17 octobre 1996 |
En dépit des avantages maintes fois répétés
du lait maternel pour la santé des enfants, les médecins encourageraient
peu les femmes à recourir à l'allaitement au sein, révèle
une étude menée par l'Équipe de pharmaco-épidémiologie
de l'Université auprès de 306 femmes de la région de
Québec. «Les médecins avaient peu encouragé les
mères, tant durant le suivi de grossesse qu'après l'accouchement,
alors que l'encouragement des infirmières à l'hôpital
était trois fois plus fréquent que celui des médecins»,
rapportent les chercheures Danielle Gilbert et Jocelyne Moisan (Pharmacie)
et leurs collègues du Centre de santé publique de Québec,
Marie-Claire Lepage et Gaston De Serres.
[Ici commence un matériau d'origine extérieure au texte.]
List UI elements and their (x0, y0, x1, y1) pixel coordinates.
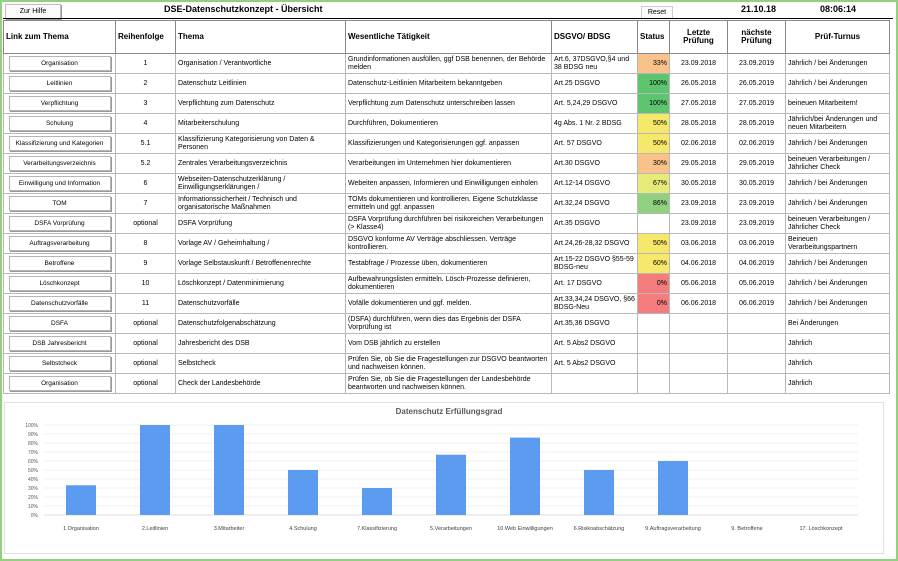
col-header-cycle: Prüf-Turnus (786, 21, 890, 54)
cycle-cell: beineuen Verarbeitungen / Jährlicher Check (786, 214, 890, 234)
activity-cell: DSGVO konforme AV Verträge abschliessen. Verträge kontrollieren. (346, 234, 552, 254)
topic-cell: Jahresbericht des DSB (176, 334, 346, 354)
law-cell: Art.25 DSGVO (552, 74, 638, 94)
table-row (4, 94, 890, 114)
table-header-row (4, 21, 890, 54)
cycle-cell: Jährlich / bei Änderungen (786, 254, 890, 274)
last-check-cell: 06.06.2018 (670, 294, 728, 314)
status-cell: 50% (638, 114, 670, 134)
next-check-cell: 27.05.2019 (728, 94, 786, 114)
status-cell (638, 354, 670, 374)
order-cell: 8 (116, 234, 176, 254)
col-header-topic: Thema (176, 21, 346, 54)
activity-cell: Grundinformationen ausfüllen, ggf DSB benennen, der Behörde melden (346, 54, 552, 74)
link-cell (4, 374, 116, 394)
x-tick-label: 3.Mitarbeiter (213, 526, 245, 532)
last-check-cell (670, 314, 728, 334)
next-check-cell: 05.06.2019 (728, 274, 786, 294)
y-tick-label: 60% (27, 459, 38, 465)
topic-link-button[interactable]: Einwilligung und Information (9, 176, 111, 191)
topic-link-button[interactable]: Schulung (9, 116, 111, 131)
topic-link-button[interactable]: Löschkonzept (9, 276, 111, 291)
table-row (4, 254, 890, 274)
status-cell (638, 214, 670, 234)
order-cell: optional (116, 214, 176, 234)
x-tick-label: 6.Risikoabschätzung (573, 526, 625, 532)
link-cell (4, 274, 116, 294)
y-tick-label: 90% (27, 432, 38, 438)
col-header-link: Link zum Thema (4, 21, 116, 54)
table-row (4, 134, 890, 154)
law-cell: 4g Abs. 1 Nr. 2 BDSG (552, 114, 638, 134)
law-cell: Art. 57 DSGVO (552, 134, 638, 154)
last-check-cell: 02.06.2018 (670, 134, 728, 154)
table-row (4, 314, 890, 334)
activity-cell: Datenschutz-Leitlinien Mitarbeitern bekanntgeben (346, 74, 552, 94)
table-row (4, 194, 890, 214)
order-cell: 11 (116, 294, 176, 314)
status-cell (638, 374, 670, 394)
cycle-cell: beineuen Verarbeitungen / Jährlicher Check (786, 154, 890, 174)
topic-link-button[interactable]: Datenschutzvorfälle (9, 296, 111, 311)
topic-cell: Datenschutz Leitlinien (176, 74, 346, 94)
topic-link-button[interactable]: Organisation (9, 376, 111, 391)
table-row (4, 54, 890, 74)
status-cell: 86% (638, 194, 670, 214)
help-button[interactable]: Zur Hilfe (5, 4, 61, 19)
order-cell: optional (116, 334, 176, 354)
last-check-cell: 03.06.2018 (670, 234, 728, 254)
cycle-cell: Jährlich (786, 354, 890, 374)
current-date: 21.10.18 (741, 4, 777, 14)
link-cell (4, 234, 116, 254)
last-check-cell: 26.05.2018 (670, 74, 728, 94)
table-row (4, 234, 890, 254)
activity-cell: DSFA Vorprüfung durchführen bei risikoreichen Verarbeitungen (> Klasse4) (346, 214, 552, 234)
col-header-next-check: nächste Prüfung (728, 21, 786, 54)
col-header-activity: Wesentliche Tätigkeit (346, 21, 552, 54)
status-cell: 67% (638, 174, 670, 194)
x-tick-label: 17. Löschkonzept (799, 526, 843, 532)
chart-area (4, 402, 884, 554)
law-cell: Art.30 DSGVO (552, 154, 638, 174)
table-row (4, 274, 890, 294)
order-cell: 9 (116, 254, 176, 274)
law-cell: Art.32,24 DSGVO (552, 194, 638, 214)
next-check-cell (728, 354, 786, 374)
cycle-cell: beineuen Mitarbeitern! (786, 94, 890, 114)
topic-cell: Datenschutzvorfälle (176, 294, 346, 314)
x-tick-label: 9. Betroffene (731, 526, 763, 532)
law-cell: Art. 5,24,29 DSGVO (552, 94, 638, 114)
cycle-cell: Jährlich/bei Änderungen und neuen Mitarbeitern (786, 114, 890, 134)
link-cell (4, 354, 116, 374)
y-tick-label: 80% (27, 441, 38, 447)
activity-cell: Webeiten anpassen, Informieren und Einwilligungen einholen (346, 174, 552, 194)
order-cell: optional (116, 374, 176, 394)
last-check-cell: 23.09.2018 (670, 194, 728, 214)
topic-link-button[interactable]: DSFA Vorprüfung (9, 216, 111, 231)
y-tick-label: 10% (27, 504, 38, 510)
reset-button[interactable]: Reset (641, 6, 673, 19)
table-row (4, 334, 890, 354)
activity-cell: Vofälle dokumentieren und ggf. melden. (346, 294, 552, 314)
table-row (4, 174, 890, 194)
activity-cell: Durchführen, Dokumentieren (346, 114, 552, 134)
status-cell: 30% (638, 154, 670, 174)
link-cell (4, 334, 116, 354)
topic-cell: Informationssicherheit / Technisch und organisatorische Maßnahmen (176, 194, 346, 214)
topic-link-button[interactable]: Betroffene (9, 256, 111, 271)
topic-cell: Mitarbeiterschulung (176, 114, 346, 134)
law-cell: Art.12-14 DSGVO (552, 174, 638, 194)
order-cell: 2 (116, 74, 176, 94)
last-check-cell (670, 354, 728, 374)
current-time: 08:06:14 (820, 4, 857, 14)
next-check-cell (728, 334, 786, 354)
next-check-cell: 26.05.2019 (728, 74, 786, 94)
link-cell (4, 74, 116, 94)
table-row (4, 114, 890, 134)
cycle-cell: Jährlich (786, 334, 890, 354)
topic-link-button[interactable]: DSFA (9, 316, 111, 331)
cycle-cell: Jährlich / bei Änderungen (786, 54, 890, 74)
link-cell (4, 254, 116, 274)
y-tick-label: 100% (25, 423, 38, 429)
activity-cell: Verarbeitungen im Unternehmen hier dokumentieren (346, 154, 552, 174)
activity-cell: Prüfen Sie, ob Sie die Fragestellungen der Landesbehörde beantworten und nachweisen können. (346, 374, 552, 394)
table-row (4, 374, 890, 394)
law-cell: Art.33,34,24 DSGVO, §66 BDSG-Neu (552, 294, 638, 314)
last-check-cell: 04.06.2018 (670, 254, 728, 274)
status-cell: 0% (638, 274, 670, 294)
activity-cell: Aufbewahrungslisten ermitteln. Lösch-Prozesse definieren, dokumentieren (346, 274, 552, 294)
cycle-cell: Jährlich (786, 374, 890, 394)
x-tick-label: 4.Schulung (289, 526, 317, 532)
link-cell (4, 134, 116, 154)
order-cell: optional (116, 314, 176, 334)
law-cell: Art.15-22 DSGVO §55-59 BDSG-neu (552, 254, 638, 274)
header-divider (3, 18, 893, 19)
topic-cell: Vorlage AV / Geheimhaltung / (176, 234, 346, 254)
y-tick-label: 40% (27, 477, 38, 483)
law-cell: Art. 17 DSGVO (552, 274, 638, 294)
activity-cell: TOMs dokumentieren und kontrollieren. Eigene Schutzklasse ermitteln und ggf. anpassen (346, 194, 552, 214)
page-title: DSE-Datenschutzkonzept - Übersicht (164, 4, 323, 14)
status-cell: 100% (638, 74, 670, 94)
next-check-cell: 30.05.2019 (728, 174, 786, 194)
topic-cell: DSFA Vorprüfung (176, 214, 346, 234)
y-tick-label: 50% (27, 468, 38, 474)
topic-cell: Zentrales Verarbeitungsverzeichnis (176, 154, 346, 174)
cycle-cell: Jährlich / bei Änderungen (786, 194, 890, 214)
next-check-cell: 23.09.2019 (728, 194, 786, 214)
order-cell: 5.2 (116, 154, 176, 174)
y-tick-label: 70% (27, 450, 38, 456)
law-cell: Art.35 DSGVO (552, 214, 638, 234)
law-cell: Art.24,26-28,32 DSGVO (552, 234, 638, 254)
next-check-cell: 06.06.2019 (728, 294, 786, 314)
col-header-last-check: Letzte Prüfung (670, 21, 728, 54)
next-check-cell (728, 314, 786, 334)
link-cell (4, 314, 116, 334)
link-cell (4, 294, 116, 314)
cycle-cell: Jährlich / bei Änderungen (786, 174, 890, 194)
activity-cell: Prüfen Sie, ob Sie die Fragestellungen zur DSGVO beantworten und nachweisen können. (346, 354, 552, 374)
x-tick-label: 10.Web Einwilligungen (497, 526, 553, 532)
activity-cell: Klassifizierungen und Kategorisierungen ggf. anpassen (346, 134, 552, 154)
last-check-cell: 27.05.2018 (670, 94, 728, 114)
status-cell: 100% (638, 94, 670, 114)
next-check-cell: 29.05.2019 (728, 154, 786, 174)
status-cell: 60% (638, 254, 670, 274)
link-cell (4, 174, 116, 194)
cycle-cell: Jährlich / bei Änderungen (786, 294, 890, 314)
order-cell: 5.1 (116, 134, 176, 154)
x-tick-label: 1.Organisation (63, 526, 99, 532)
table-row (4, 214, 890, 234)
law-cell: Art. 5 Abs2 DSGVO (552, 354, 638, 374)
cycle-cell: Jährlich / bei Änderungen (786, 274, 890, 294)
last-check-cell: 28.05.2018 (670, 114, 728, 134)
topic-link-button[interactable]: Verarbeitungsverzeichnis (9, 156, 111, 171)
col-header-status: Status (638, 21, 670, 54)
table-row (4, 354, 890, 374)
order-cell: 1 (116, 54, 176, 74)
status-cell: 33% (638, 54, 670, 74)
cycle-cell: Jährlich / bei Änderungen (786, 134, 890, 154)
link-cell (4, 114, 116, 134)
status-cell: 0% (638, 294, 670, 314)
last-check-cell: 05.06.2018 (670, 274, 728, 294)
law-cell: Art.35,36 DSGVO (552, 314, 638, 334)
table-row (4, 74, 890, 94)
x-tick-label: 7.Klassifizierung (356, 526, 398, 532)
col-header-law: DSGVO/ BDSG (552, 21, 638, 54)
status-cell (638, 334, 670, 354)
link-cell (4, 194, 116, 214)
activity-cell: Vom DSB jährlich zu erstellen (346, 334, 552, 354)
topic-link-button[interactable]: TOM (9, 196, 111, 211)
topic-link-button[interactable]: Verpflichtung (9, 96, 111, 111)
last-check-cell: 23.09.2018 (670, 54, 728, 74)
topic-cell: Organisation / Verantwortliche (176, 54, 346, 74)
y-tick-label: 0% (30, 513, 38, 519)
last-check-cell: 30.05.2018 (670, 174, 728, 194)
topic-link-button[interactable]: Selbstcheck (9, 356, 111, 371)
topic-link-button[interactable]: Auftragsverarbeitung (9, 236, 111, 251)
status-cell: 50% (638, 234, 670, 254)
topic-link-button[interactable]: Klassifizierung und Kategorien (9, 136, 111, 151)
next-check-cell: 02.06.2019 (728, 134, 786, 154)
order-cell: 10 (116, 274, 176, 294)
link-cell (4, 214, 116, 234)
topic-cell: Klassifizierung Kategorisierung von Daten & Personen (176, 134, 346, 154)
last-check-cell (670, 334, 728, 354)
table-row (4, 294, 890, 314)
y-tick-label: 30% (27, 486, 38, 492)
topic-cell: Vorlage Selbstauskunft / Betroffenenrechte (176, 254, 346, 274)
overview-table (3, 20, 890, 394)
topic-link-button[interactable]: Leitlinien (9, 76, 111, 91)
x-tick-label: 5.Verarbeitungen (430, 526, 472, 532)
law-cell: Art.6, 37DSGVO,§4 und 38 BDSG neu (552, 54, 638, 74)
topic-cell: Datenschutzfolgenabschätzung (176, 314, 346, 334)
col-header-order: Reihenfolge (116, 21, 176, 54)
link-cell (4, 54, 116, 74)
topic-cell: Löschkonzept / Datenminimierung (176, 274, 346, 294)
topic-link-button[interactable]: Organisation (9, 56, 111, 71)
law-cell: Art. 5 Abs2 DSGVO (552, 334, 638, 354)
next-check-cell (728, 374, 786, 394)
y-tick-label: 20% (27, 495, 38, 501)
order-cell: 3 (116, 94, 176, 114)
last-check-cell (670, 374, 728, 394)
activity-cell: (DSFA) durchführen, wenn dies das Ergebnis der DSFA Vorprüfung ist (346, 314, 552, 334)
topic-cell: Selbstcheck (176, 354, 346, 374)
order-cell: 4 (116, 114, 176, 134)
order-cell: optional (116, 354, 176, 374)
cycle-cell: Bei Änderungen (786, 314, 890, 334)
cycle-cell: Beineuen Verarbeitungspartnern (786, 234, 890, 254)
link-cell (4, 154, 116, 174)
topic-cell: Verpflichtung zum Datenschutz (176, 94, 346, 114)
order-cell: 7 (116, 194, 176, 214)
x-tick-label: 2.Leitlinien (141, 526, 169, 532)
last-check-cell: 29.05.2018 (670, 154, 728, 174)
next-check-cell: 04.06.2019 (728, 254, 786, 274)
link-cell (4, 94, 116, 114)
law-cell (552, 374, 638, 394)
next-check-cell: 28.05.2019 (728, 114, 786, 134)
activity-cell: Testabfrage / Prozesse üben, dokumentieren (346, 254, 552, 274)
last-check-cell: 23.09.2018 (670, 214, 728, 234)
chart-title: Datenschutz Erfüllungsgrad (395, 407, 503, 416)
x-tick-label: 9.Auftragsverarbeitung (645, 526, 701, 532)
cycle-cell: Jährlich / bei Änderungen (786, 74, 890, 94)
table-row (4, 154, 890, 174)
next-check-cell: 03.06.2019 (728, 234, 786, 254)
activity-cell: Verpflichtung zum Datenschutz unterschreiben lassen (346, 94, 552, 114)
next-check-cell: 23.09.2019 (728, 214, 786, 234)
status-cell (638, 314, 670, 334)
topic-cell: Check der Landesbehörde (176, 374, 346, 394)
next-check-cell: 23.09.2019 (728, 54, 786, 74)
order-cell: 6 (116, 174, 176, 194)
status-cell: 50% (638, 134, 670, 154)
topic-link-button[interactable]: DSB Jahresbericht (9, 336, 111, 351)
topic-cell: Webseiten-Datenschutzerklärung / Einwilligungserklärungen / (176, 174, 346, 194)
Les mères qui choisissent
d'allaiter sont principalement encouragées en ce sens par leur conjoint,
leur mère ou une infirmière de l'hôpital. «On ne
sait pas si les patientes n'ont pas tenu compte de l'avis du médecin
dans leur choix ou si les médecins ne les ont tout simplement pas
encouragées», ajoute cependant Jocelyne Moisan pour préciser
la portée de l'étude.
Ces résultats proviennent d'une enquête menée auprès
de femmes ayant accouché d'un bébé de poids normal
entre mai et septembre 1993. Dans l'ensemble, moins de 60 % des participantes
allaitaient leur enfant au sein. Le mode d'allaitement choisi par les mères
semblait indépendant de leur âge puisque 58 % des 205 jeunes
femmes (18 à 24 ans) et 59 % des 101 mères plus âgées
(34 à 43 ans) avaient opté pour l'allaitement naturel. «Le
médecin traitant n'avait pas eu d'influence sur la décision
du mode d'alimentation pour 75 % des mères jeunes et 81 % des plus
âgées», notent les chercheures dans l'article qu'elles
publient sur le sujet dans la Revue canadienne de santé publique.
Autre fait étonnant, la moitié des mères qui ont participé
à des rencontres prénatales n'ont pas été encouragées
à allaiter par l'intervenante. Enfin, les mères qui avaient
15 ans ou plus de scolarité préféraient, dans une proportion
d'environ deux pour un, l'allaitement au sein plutôt que le biberon.
Les femmes qui allaitaient expliquaient leur choix en fonction des avantages
physiques pour le nourrisson et des avantages psychologiques pour elles-mêmes.
De leur côté, les mères qui optaient pour le biberon
faisaient plutôt valoir la commodité, la fatigue, le stress
et l'anxiété suite à l'accouchement.
La proportion de mères allaitant leur enfant, notent les auteures
de l'étude, demeure bien inférieure à l'objectif de
l'Organisation mondiale de la santé qui recommande que 80 % ou plus
des nourrissons soient exclusivement allaités au sein pendant les
quatre à six premiers mois de vie. «Nos résultats font
clairement ressortir l'importance de favoriser la promotion, la protection
et le soutien de l'allaitement maternel», concluent les chercheures.
Cette année, divers organismes de promotion de la santé ont
profité de la Semaine mondiale de l'allaitement maternel, qui avait
lieu pendant la première semaine d'octobre, pour rappeler les vertus
de l'allaitement naturel. Aliment parfaitement adapté aux besoins
du bébé, le lait maternel offre une protection contre diverses
infections, les otites et les rhumes notamment, le diabète juvénile,
l'asthme, les allergies et le syndrome de la mort subite.